家族に秘密で債務整理ができるか
1 家族に秘密で債務整理ができるか
弁護士として債務整理のご相談をお受けしていると、相談者の方から「家族に秘密で債務整理をすることができますか。」というようなご質問をいただくことがあります。
今回はその点につき、破産、個人再生、任意整理に分けて考察してみます。
2 破産、個人再生の場合
破産や個人再生の場合、申立ての際に財産目録を作成する必要があり、その裏付け資料として家族の協力が必要な場合があります。
また、同居の家族がいる場合、同居の家族の収入を証明する資料の添付が求められます。
さらに、家計簿を提出する必要がありますが、その際、自分以外の家族が家計を管理していると、家計簿の作成が困難になるおそれがあります。

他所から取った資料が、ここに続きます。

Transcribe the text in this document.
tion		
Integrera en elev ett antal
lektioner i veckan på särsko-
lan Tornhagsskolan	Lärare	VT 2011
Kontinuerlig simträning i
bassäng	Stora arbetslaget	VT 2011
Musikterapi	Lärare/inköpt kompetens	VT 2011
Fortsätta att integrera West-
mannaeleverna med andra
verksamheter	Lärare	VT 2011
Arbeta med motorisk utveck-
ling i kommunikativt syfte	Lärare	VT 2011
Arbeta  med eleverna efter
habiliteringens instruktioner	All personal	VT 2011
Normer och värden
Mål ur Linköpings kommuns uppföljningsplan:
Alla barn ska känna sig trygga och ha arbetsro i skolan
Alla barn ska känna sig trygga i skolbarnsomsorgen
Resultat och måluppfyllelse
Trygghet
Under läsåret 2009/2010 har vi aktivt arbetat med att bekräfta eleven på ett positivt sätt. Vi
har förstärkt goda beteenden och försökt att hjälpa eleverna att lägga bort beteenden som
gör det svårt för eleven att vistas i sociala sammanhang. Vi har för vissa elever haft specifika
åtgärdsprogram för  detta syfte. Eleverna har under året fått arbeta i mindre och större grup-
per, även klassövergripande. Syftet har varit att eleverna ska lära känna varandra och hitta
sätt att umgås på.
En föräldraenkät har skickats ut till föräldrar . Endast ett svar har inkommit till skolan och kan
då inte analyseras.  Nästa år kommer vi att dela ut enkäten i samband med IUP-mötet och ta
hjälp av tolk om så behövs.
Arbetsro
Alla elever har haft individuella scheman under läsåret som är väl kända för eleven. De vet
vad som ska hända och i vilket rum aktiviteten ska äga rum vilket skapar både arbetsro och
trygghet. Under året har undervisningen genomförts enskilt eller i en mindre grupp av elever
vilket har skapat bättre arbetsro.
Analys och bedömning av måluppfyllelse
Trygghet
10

特に、個人再生は債務の金額は減額されるものの債権者に対する継続的な返済が必要であり、裁判所は家計の状況をより慎重に見る傾向があるので、ご家族の協力を得て家計を見直す必要性が高いといえます。
このように、破産や個人再生の場合、家族に秘密で手続きを進めるのは困難が伴いますが、裁判所に対して家族に秘密にしている理由を説明し、できる限りの家族の資料が提出でき、ご自身で家計を管理していれば、家族に秘密のまま手続きを進められる可能性が高まります。
3 任意整理の場合
任意整理では、破産や個人再生のような書類の提出を求められることがないため、家族に秘密で手続きを進めることは可能です。
ただ、債権者への返済に必要な毎月の金額を用意できるかが微妙な状況の場合、家族の協力を得たほうが任意整理をして債務を完済できる可能性が高まります。